A governess, who remains nameless, is engaged to care for two orphaned siblings by their bachelor uncle. Whilst he wants to provide for them he makes it clear he does not want any involvement with them, which should perhaps have been a warning to the governess.
She, accepting the position, soon arrives at the estate and on meeting Flora soon falls in love with the beautiful child. Flora is soon joined by her brother Miles, who has, for unexplained reasons been expelled from school. Both the governess and the housekeeper Mrs Grose, also under the spell of the children, can imagine any reason why Miles would have been expelled.

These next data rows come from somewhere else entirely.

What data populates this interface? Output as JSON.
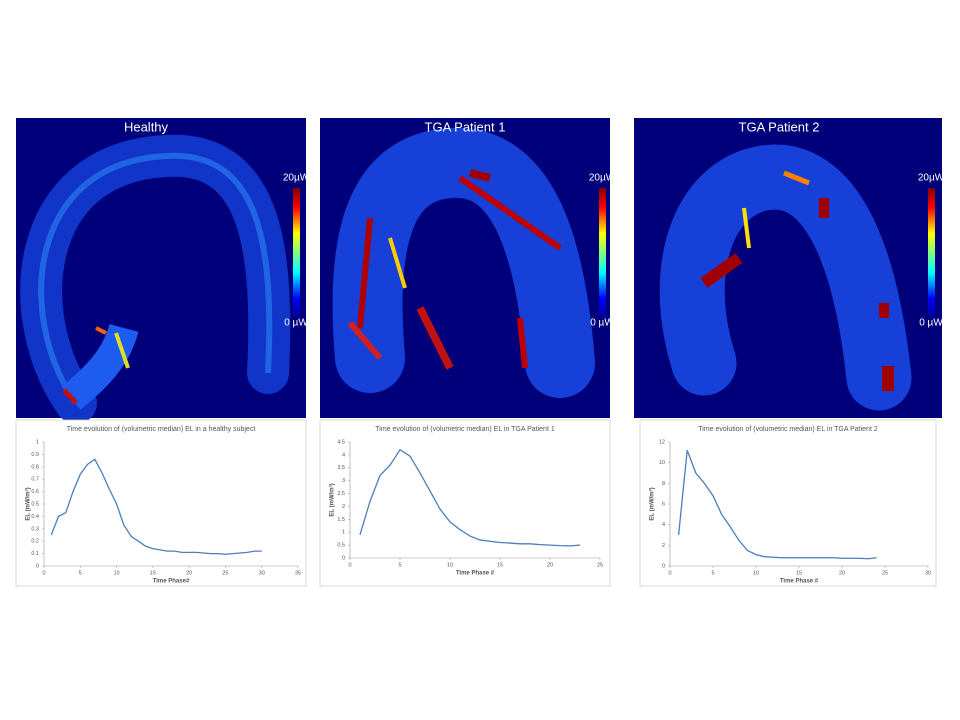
{
  "panels": [
    {
      "title": "Healthy",
      "colorbar_max": "20µW",
      "colorbar_min": "0 µW"
    },
    {
      "title": "TGA Patient 1",
      "colorbar_max": "20µW",
      "colorbar_min": "0 µW"
    },
    {
      "title": "TGA Patient 2",
      "colorbar_max": "20µW",
      "colorbar_min": "0 µW"
    }
  ],
  "chart_data": [
    {
      "type": "line",
      "title": "Time evolution of (volumetric median) EL in a healthy subject",
      "x_label": "Time Phase#",
      "y_label": "EL (mW/m³)",
      "x": [
        1,
        2,
        3,
        4,
        5,
        6,
        7,
        8,
        9,
        10,
        11,
        12,
        13,
        14,
        15,
        16,
        17,
        18,
        19,
        20,
        21,
        22,
        23,
        24,
        25,
        26,
        27,
        28,
        29,
        30
      ],
      "values": [
        0.25,
        0.4,
        0.43,
        0.6,
        0.74,
        0.82,
        0.86,
        0.75,
        0.62,
        0.5,
        0.33,
        0.24,
        0.2,
        0.16,
        0.14,
        0.13,
        0.12,
        0.12,
        0.11,
        0.11,
        0.11,
        0.105,
        0.1,
        0.1,
        0.095,
        0.1,
        0.105,
        0.11,
        0.12,
        0.12
      ],
      "color": "#4a7ebb",
      "xlim": [
        0,
        35
      ],
      "xticks": [
        0,
        5,
        10,
        15,
        20,
        25,
        30,
        35
      ],
      "ylim": [
        0,
        1
      ],
      "yticks": [
        0,
        0.1,
        0.2,
        0.3,
        0.4,
        0.5,
        0.6,
        0.7,
        0.8,
        0.9,
        1
      ]
    },
    {
      "type": "line",
      "title": "Time evolution of (volumetric median) EL in TGA Patient 1",
      "x_label": "Time Phase #",
      "y_label": "EL (mW/m³)",
      "x": [
        1,
        2,
        3,
        4,
        5,
        6,
        7,
        8,
        9,
        10,
        11,
        12,
        13,
        14,
        15,
        16,
        17,
        18,
        19,
        20,
        21,
        22,
        23
      ],
      "values": [
        0.9,
        2.2,
        3.2,
        3.6,
        4.2,
        3.95,
        3.3,
        2.6,
        1.9,
        1.4,
        1.1,
        0.85,
        0.7,
        0.65,
        0.6,
        0.58,
        0.55,
        0.55,
        0.52,
        0.5,
        0.48,
        0.47,
        0.5
      ],
      "color": "#4a7ebb",
      "xlim": [
        0,
        25
      ],
      "xticks": [
        0,
        5,
        10,
        15,
        20,
        25
      ],
      "ylim": [
        0,
        4.5
      ],
      "yticks": [
        0,
        0.5,
        1,
        1.5,
        2,
        2.5,
        3,
        3.5,
        4,
        4.5
      ]
    },
    {
      "type": "line",
      "title": "Time evolution of (volumetric median) EL in TGA Patient 2",
      "x_label": "Time Phase #",
      "y_label": "EL (mW/m³)",
      "x": [
        1,
        2,
        3,
        4,
        5,
        6,
        7,
        8,
        9,
        10,
        11,
        12,
        13,
        14,
        15,
        16,
        17,
        18,
        19,
        20,
        21,
        22,
        23,
        24
      ],
      "values": [
        3,
        11.2,
        9,
        8,
        6.8,
        5,
        3.8,
        2.5,
        1.5,
        1.1,
        0.9,
        0.85,
        0.8,
        0.8,
        0.8,
        0.8,
        0.8,
        0.8,
        0.8,
        0.75,
        0.75,
        0.75,
        0.7,
        0.8
      ],
      "color": "#4a7ebb",
      "xlim": [
        0,
        30
      ],
      "xticks": [
        0,
        5,
        10,
        15,
        20,
        25,
        30
      ],
      "ylim": [
        0,
        12
      ],
      "yticks": [
        0,
        2,
        4,
        6,
        8,
        10,
        12
      ]
    }
  ]
}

Soon after arriving the governess notices a man on a tower in the house. Sure he is not one of the staff she describes the visitor to Mrs Grose who is shocked to discover the description matches that of Quint, the old valet of the children’s uncle but who was dead. This valet was known to be a horrible vile person and was the lover of Miss Jessel, the former governess and also dead. It is not long before Miss Jessel’s ghost appears and the governess is filled with a sense of evil and wrongdoing. She is sure that the spirits mean harm to Flora and Miles and that the children are aware of them.
She sets out, determined that the ghosts won’t harm the children and to discover why the children refuse to acknowledge they are in contact with Miss Jessel and Quint.
Sadly I was disappointed with this story. The ghosts themselves were intended to be depicted as evil spirits but I was always left wondering as to what evils they had done, both when alive, and what their intention was towards the children or indeed the governess. The descriptions of their actions where vague and left me wanting. The children however, as they are described by the governess give more of a hint at potential evil. There seems something amiss with them but this is hard to pinpoint. The governess extols their virtues and beauty from the first meeting, falling for them and showering them in attention. Both her and Mrs Grose seem to be under their spell.
It’s difficult to see whether the children were possessed, there were ghosts or whether the governess was having a psychological breakdown. All are possibilities and it is this vagueness which made me feel let down by the story, together with the fact that I couldn’t feel the terror supposedly felt by her. There seem to be too many unanswered questions and the story ends somewhat abruptly, which too was a let down.
I am glad I read the story and it hasn’t deterred me from reading more Henry James novels but if you are looking for a scary ghost story this Halloween I’d perhaps look elsewhere.
6 out of 10

A big thank you to Janet for taking part in my Halloween Feature and taking the time to read Turn of the Screw. I remember watching the television adaptation of this when I was little!